The Portrait of Zool Posted June 23, 2004 Report Posted June 23, 2004 Startling bright sky and furious sun made brighter by the light in her eye She sings the sensual song above sea cleaving bow that breaks the waves and catches the wind, always forward does it blow. At night the lonely oceans call a starstreams silent sight, caress her magic constellations, releasing her golden light. her heart ringing a bell-like note out across the waves where golden tresses float. From her earthen step wild flowers spring and keep the love that I am knowing I pray to calm seas reveal Where this ship is going forever quit The dark squalls we are sowing From dark night, and distant land Far off shore, seductively calling...
Salinye Posted June 23, 2004 Report Posted June 23, 2004 Doth mine eyes decieve me? Did Zool post some poetry? What a LOVELY treat! My weakest form of writing is poetry, which is ironic since I have quite a poetic heart. I lack the technique and structure. However, thanks to The Pen and Alaeha's poetry classes, I can only get better. That being said, I'm not really qualified to critique poetry, but what I can tell you is two things. First, I really liked the poem. I am a romantic to the core, so I enjoyed it. Secondly, from a technique standpoint, I really liked how you made lines A & C not rhyme while B & D always did. I've never thought of doing that before. I like how it broke it up and flowed. Lastly, if I were to say anything to change, (which again, you might want to get more opinions as mine aren't as educated in this area) it would be that while loving the wording in the last stanza, it felt a little bit like the flow stopped with a jerk.
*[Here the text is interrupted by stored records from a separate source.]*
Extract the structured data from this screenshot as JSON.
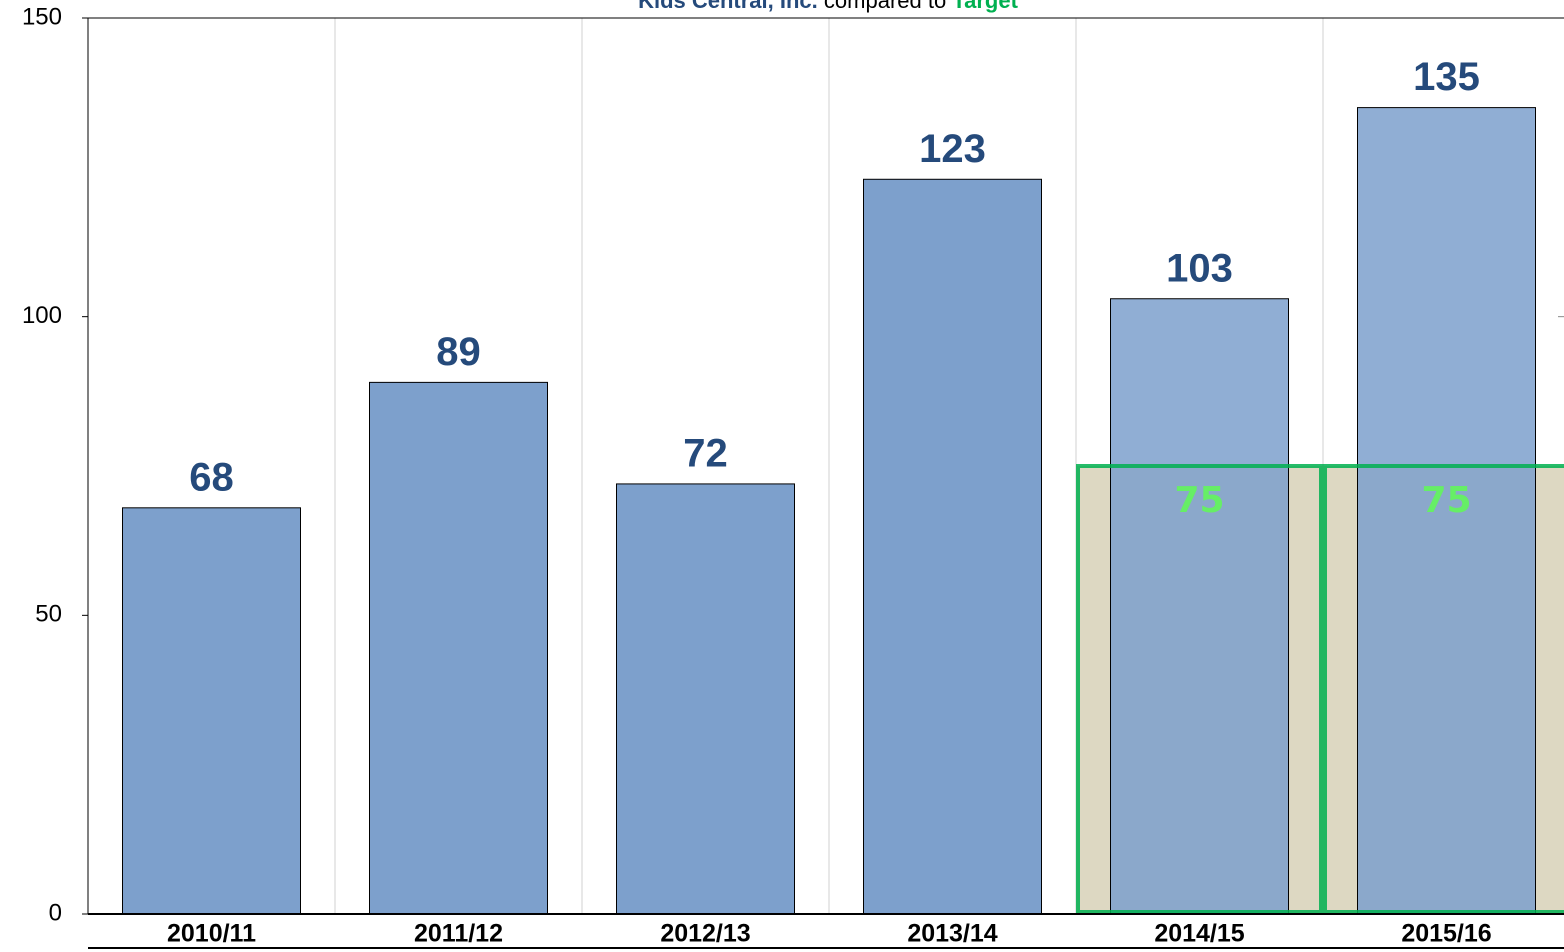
{
  "chart_data": {
    "type": "bar",
    "title_org": "Kids Central, Inc.",
    "title_mid": "compared to",
    "title_target": "Target",
    "categories": [
      "2010/11",
      "2011/12",
      "2012/13",
      "2013/14",
      "2014/15",
      "2015/16"
    ],
    "series": [
      {
        "name": "Kids Central, Inc.",
        "color": "#7da0cc",
        "values": [
          68,
          89,
          72,
          123,
          103,
          135
        ]
      },
      {
        "name": "Target",
        "color": "#00b050",
        "values": [
          null,
          null,
          null,
          null,
          75,
          75
        ]
      }
    ],
    "ylim": [
      0,
      150
    ],
    "yticks": [
      0,
      50,
      100,
      150
    ],
    "grid": true
  }
}
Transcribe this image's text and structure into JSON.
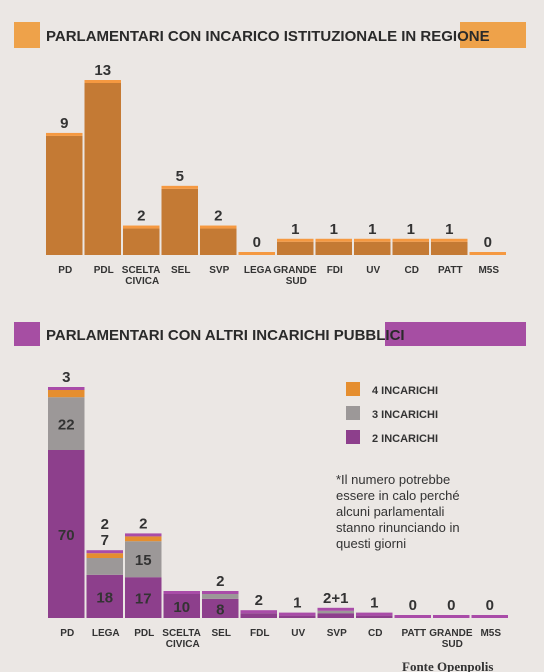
{
  "chart_data": [
    {
      "type": "bar",
      "title": "PARLAMENTARI CON INCARICO ISTITUZIONALE IN REGIONE",
      "color": "#c47a34",
      "categories": [
        "PD",
        "PDL",
        "SCELTA CIVICA",
        "SEL",
        "SVP",
        "LEGA",
        "GRANDE SUD",
        "FDI",
        "UV",
        "CD",
        "PATT",
        "M5S"
      ],
      "values": [
        9,
        13,
        2,
        5,
        2,
        0,
        1,
        1,
        1,
        1,
        1,
        0
      ]
    },
    {
      "type": "stacked_bar",
      "title": "PARLAMENTARI CON ALTRI INCARICHI PUBBLICI",
      "categories": [
        "PD",
        "LEGA",
        "PDL",
        "SCELTA CIVICA",
        "SEL",
        "FDL",
        "UV",
        "SVP",
        "CD",
        "PATT",
        "GRANDE SUD",
        "M5S"
      ],
      "series": [
        {
          "name": "2 INCARICHI",
          "color": "#8d3f8c",
          "values": [
            70,
            18,
            17,
            10,
            8,
            2,
            1,
            2,
            1,
            0,
            0,
            0
          ]
        },
        {
          "name": "3 INCARICHI",
          "color": "#9c9898",
          "values": [
            22,
            7,
            15,
            null,
            2,
            null,
            null,
            1,
            null,
            null,
            null,
            null
          ]
        },
        {
          "name": "4 INCARICHI",
          "color": "#e58e2f",
          "values": [
            3,
            2,
            2,
            null,
            null,
            null,
            null,
            null,
            null,
            null,
            null,
            null
          ]
        }
      ],
      "annotations": [
        {
          "text": "2+1",
          "category": "SVP"
        }
      ],
      "note": "*Il numero potrebbe essere in calo perché alcuni parlamentali stanno rinunciando in questi giorni",
      "source": "Fonte Openpolis"
    }
  ]
}
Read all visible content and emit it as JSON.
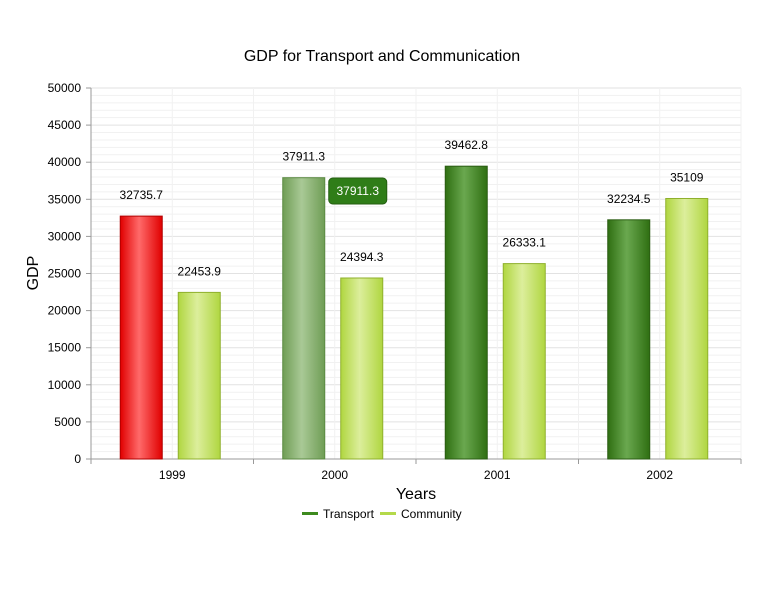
{
  "chart_data": {
    "type": "bar",
    "title": "GDP for Transport and Communication",
    "xlabel": "Years",
    "ylabel": "GDP",
    "categories": [
      "1999",
      "2000",
      "2001",
      "2002"
    ],
    "ylim": [
      0,
      50000
    ],
    "ytick_step": 5000,
    "yticks": [
      "0",
      "5000",
      "10000",
      "15000",
      "20000",
      "25000",
      "30000",
      "35000",
      "40000",
      "45000",
      "50000"
    ],
    "grid": true,
    "legend_position": "bottom-center",
    "series": [
      {
        "name": "Transport",
        "values": [
          32735.7,
          37911.3,
          39462.8,
          32234.5
        ],
        "labels": [
          "32735.7",
          "37911.3",
          "39462.8",
          "32234.5"
        ],
        "color": "#3d8a1e"
      },
      {
        "name": "Community",
        "values": [
          22453.9,
          24394.3,
          26333.1,
          35109
        ],
        "labels": [
          "22453.9",
          "24394.3",
          "26333.1",
          "35109"
        ],
        "color": "#b4d94a"
      }
    ],
    "highlight": {
      "series": 0,
      "index": 0,
      "color": "#ff0000"
    },
    "hover": {
      "series": 0,
      "index": 1,
      "color": "#8ab36e"
    },
    "tooltip": {
      "series": 0,
      "index": 1,
      "text": "37911.3",
      "color": "#2f7d18"
    }
  }
}
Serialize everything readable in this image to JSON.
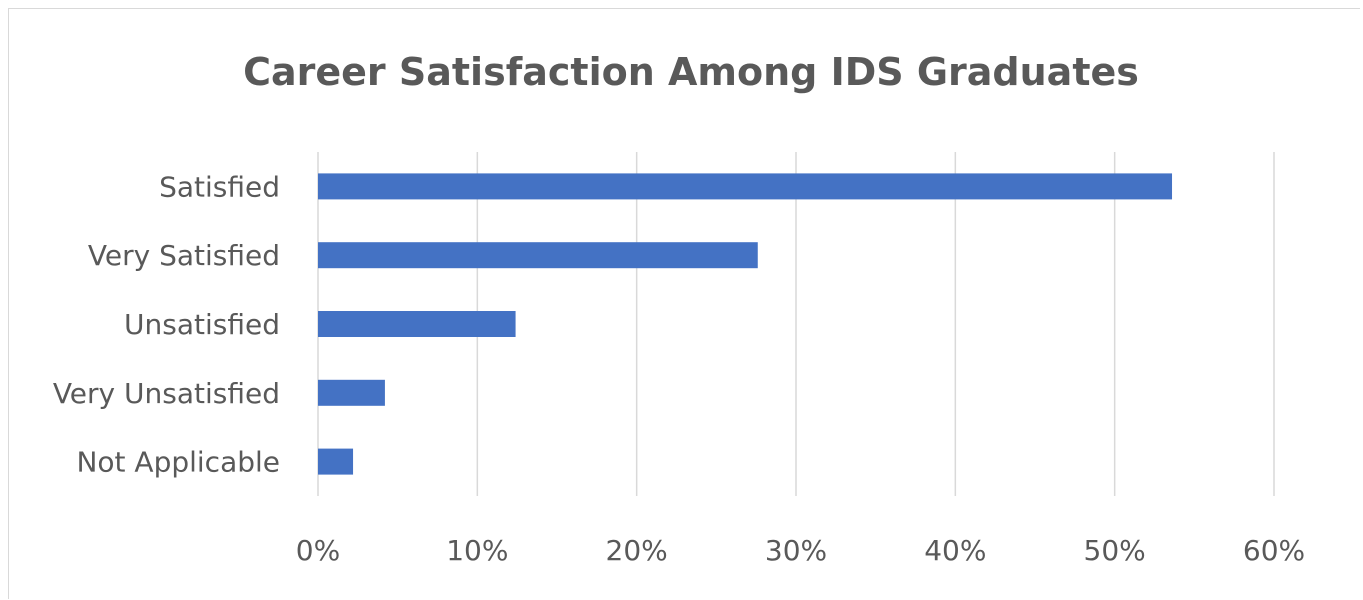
{
  "chart_data": {
    "type": "bar",
    "orientation": "horizontal",
    "title": "Career Satisfaction Among IDS Graduates",
    "categories": [
      "Satisfied",
      "Very Satisfied",
      "Unsatisfied",
      "Very Unsatisfied",
      "Not Applicable"
    ],
    "values": [
      53.6,
      27.6,
      12.4,
      4.2,
      2.2
    ],
    "value_unit": "%",
    "xlim": [
      0,
      60
    ],
    "x_ticks": [
      "0%",
      "10%",
      "20%",
      "30%",
      "40%",
      "50%",
      "60%"
    ],
    "grid": "vertical",
    "legend": "none",
    "bar_color": "#4472c4",
    "gridline_color": "#d9d9d9",
    "text_color": "#595959"
  }
}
I'm not sure why, though, because as I said, I really liked the wording. Anyway, I don't know if any of that makes sense, but these are the thoughts of a sick (*input hacking and sneezing here*) Salinye who is a fan of your work. :0) ~Salinye
The Portrait of Zool Posted June 23, 2004 Author Report Posted June 23, 2004 You are right! How about that ending?
Salinye Posted June 23, 2004 Report Posted June 23, 2004 Now THAT is a fabulous ending. :0) I especially think "seductively calling" is AWESOME wording to end on. Nice Job, Zoolio. ~Salinye
Finnius Posted June 24, 2004 Report Posted June 24, 2004 Well, having just read this piece, I really liked it. Like Sal, I'm a romantic at heart, and the imagery oozes sweetness and gushy feelings. Maybe 'oozes' wasn't the best choice of words there... It has a welcome grace and a natural feel to it. Mighty good stuff, Zool, mighty good. Welcome back to the active writing.
Gwaihir Posted June 24, 2004 Report Posted June 24, 2004 This is gorgeous. 'seductively calling' was definitely what caught me most.
WrenWind Posted June 25, 2004 Report Posted June 25, 2004 Well done She sings the sensual song above sea cleaving bow that breaks the waves and catches the wind, always forward does it blow. My favorite stanza
Wyvern Posted June 27, 2004 Report Posted June 27, 2004 I also really like this poem, Zool. As others have noted, it has a very romantic feel to it, and seems to touch upon a kind of sublime love. My personal favorite stanza of the poem is the third stanza, as I found the line "caress her magic constellations" a very original detail. In terms of potential improvements: when reading the third stanza, I continouosly feel like replacing "releasing" with "release," as that might maintain the rhythm of the stanza a bit better. Nice work.